Edward Luce, director de la oficina del «Financial Times» en Washington, acaba de publicar un lúcido análisis sobre la actual coyuntura de los Estados Unidos en su libro «Time to start thinking» («Ha llegado el momento de ponerse a pensar»). Con la precisión de un cirujano, Luce disecciona las grandes tendencias globales que recorren la sociedad norteamericana y se muestra escéptico sobre su futuro. No se trata de algo nuevo. El declive yanqui ha sido una profecía recurrente en la historia -ya sea por la amenaza alemana, rusa, del Japón o de China-, sin que nunca se haya demostrado cierta. Sin embargo, el periodista inglés sostiene que ahora es distinto, al menos para la clase media. Citando al premio Nobel de Economía Robert Solow, Luce recuerda que el peso de los salarios en el PIB nacional se sitúa en mínimos históricos frente a la porción de la tarta que representan los beneficios de las grandes multinacionales. El trabajador medio se empobrece cada año, a medida que cuenta con menores prestaciones y se incrementa la inseguridad laboral. Solow explica que, «aunque las causas del debilitamiento de la clase media son complejas, no resultan ni mucho menos triviales». Cabe entonces hacer otras consideraciones: en primer lugar, preguntarse si esta tendencia es reversible o no; y en segundo, plantearse qué puede hacer una sociedad como la americana -o en nuestro caso, la española- si quiere asegurarse un futuro. El libro aboga por un gobierno inteligente que sepa generar crecimiento inteligente. De acuerdo, pero ¿cómo se cambia un país? ¿Y cuántas generaciones se necesitan para que las reformas den fruto? Algunas de las mejores páginas de «Time to start thinking» nos conducen a los estados del Medio Oeste, con ciudades como Detroit o Cleveland cuyas tasas de paro reales superan el 30%. Son estados que carecen de perspectivas industriales, donde los jóvenes emigran y los mayores permanecen atados a unas casas que no logran vender. Básicamente, lugares sin esperanza.

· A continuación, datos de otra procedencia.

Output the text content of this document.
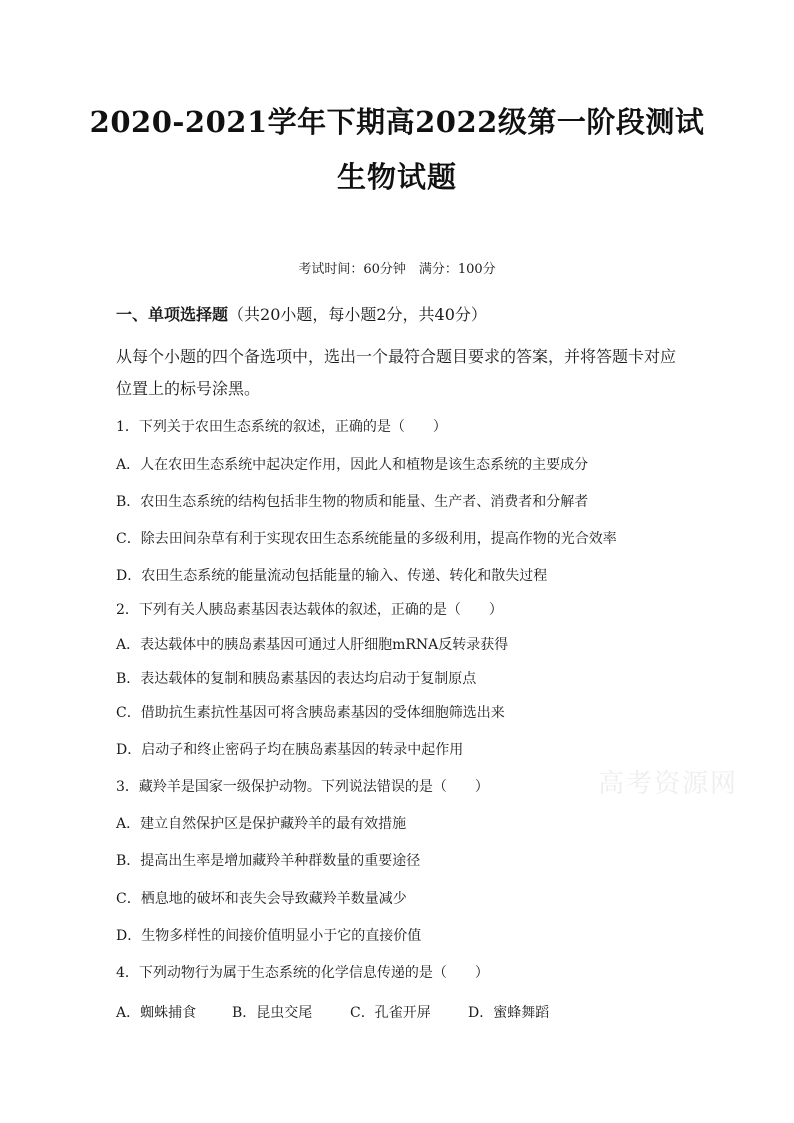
2020-2021学年下期高2022级第一阶段测试
生物试题
考试时间：60分钟　满分：100分
一、单项选择题（共20小题，每小题2分，共40分）
从每个小题的四个备选项中，选出一个最符合题目要求的答案，并将答题卡对应
位置上的标号涂黑。
1．下列关于农田生态系统的叙述，正确的是（　　）
A．人在农田生态系统中起决定作用，因此人和植物是该生态系统的主要成分
B．农田生态系统的结构包括非生物的物质和能量、生产者、消费者和分解者
C．除去田间杂草有利于实现农田生态系统能量的多级利用，提高作物的光合效率
D．农田生态系统的能量流动包括能量的输入、传递、转化和散失过程
2．下列有关人胰岛素基因表达载体的叙述，正确的是（　　）
A．表达载体中的胰岛素基因可通过人肝细胞mRNA反转录获得
B．表达载体的复制和胰岛素基因的表达均启动于复制原点
C．借助抗生素抗性基因可将含胰岛素基因的受体细胞筛选出来
D．启动子和终止密码子均在胰岛素基因的转录中起作用
3．藏羚羊是国家一级保护动物。下列说法错误的是（　　）
A．建立自然保护区是保护藏羚羊的最有效措施
B．提高出生率是增加藏羚羊种群数量的重要途径
C．栖息地的破坏和丧失会导致藏羚羊数量减少
D．生物多样性的间接价值明显小于它的直接价值
4．下列动物行为属于生态系统的化学信息传递的是（　　）
A．蜘蛛捕食	B．昆虫交尾	C．孔雀开屏	D．蜜蜂舞蹈
高考资源网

El debate que plantea Edward Luce es crucial para nosotros. Sujetos a la férrea ortodoxia de los halcones del euro, España se enfrenta en solitario a la crisis global de Occidente que, a su vez, pone a prueba la esperanza. Más allá del día a día, nuestro país precisa un marco de trabajo intelectual capaz de responder a esas preguntas que «no son triviales». ¿De qué modo restaurar la competitividad en la educación? ¿Cómo se puede compaginar una demografía en declive, el shock económico y la preservación a largo plazo del Estado del bienestar? ¿Cómo pasar de una economía basada en la deuda, la construcción y el turismo a otra orientada hacia el ahorro, la exportación y la innovación? Hace años que se habla de ello en mítines electorales, en charlas de café, en costosos «powerpoints» encargados a los think tanks cercanos al poder. Pero ha sido un discurrir cosmético, a la altura de una economía fácil que no necesitaba ponerse muchos interrogantes. Ahora, sin embargo, la calidad gubernamental es un factor clave de futuro y el contenido del debate tiene que mejorar forzosamente.

En las circunstancias actuales, uno puede caer en la tentación de pensar que somos una nación sin futuro. No es así. Existe una España moderna y productiva que constituye el mejor ejemplo de la sociedad que nos gustaría construir. Pienso en el nivel exportador de muchas empresas españolas que se sitúan al mismo nivel competitivo de las alemanas. Pienso en la calidad de algunas de las infraestructuras públicas. Pienso en la capacidad de reinvención de nuestros jóvenes, inmersos en un mercado laboral muy exigente. Pienso en la tolerancia y en las libertades democráticas ganadas con el esfuerzo de varias generaciones. Nada es definitivo si no queremos que lo sea.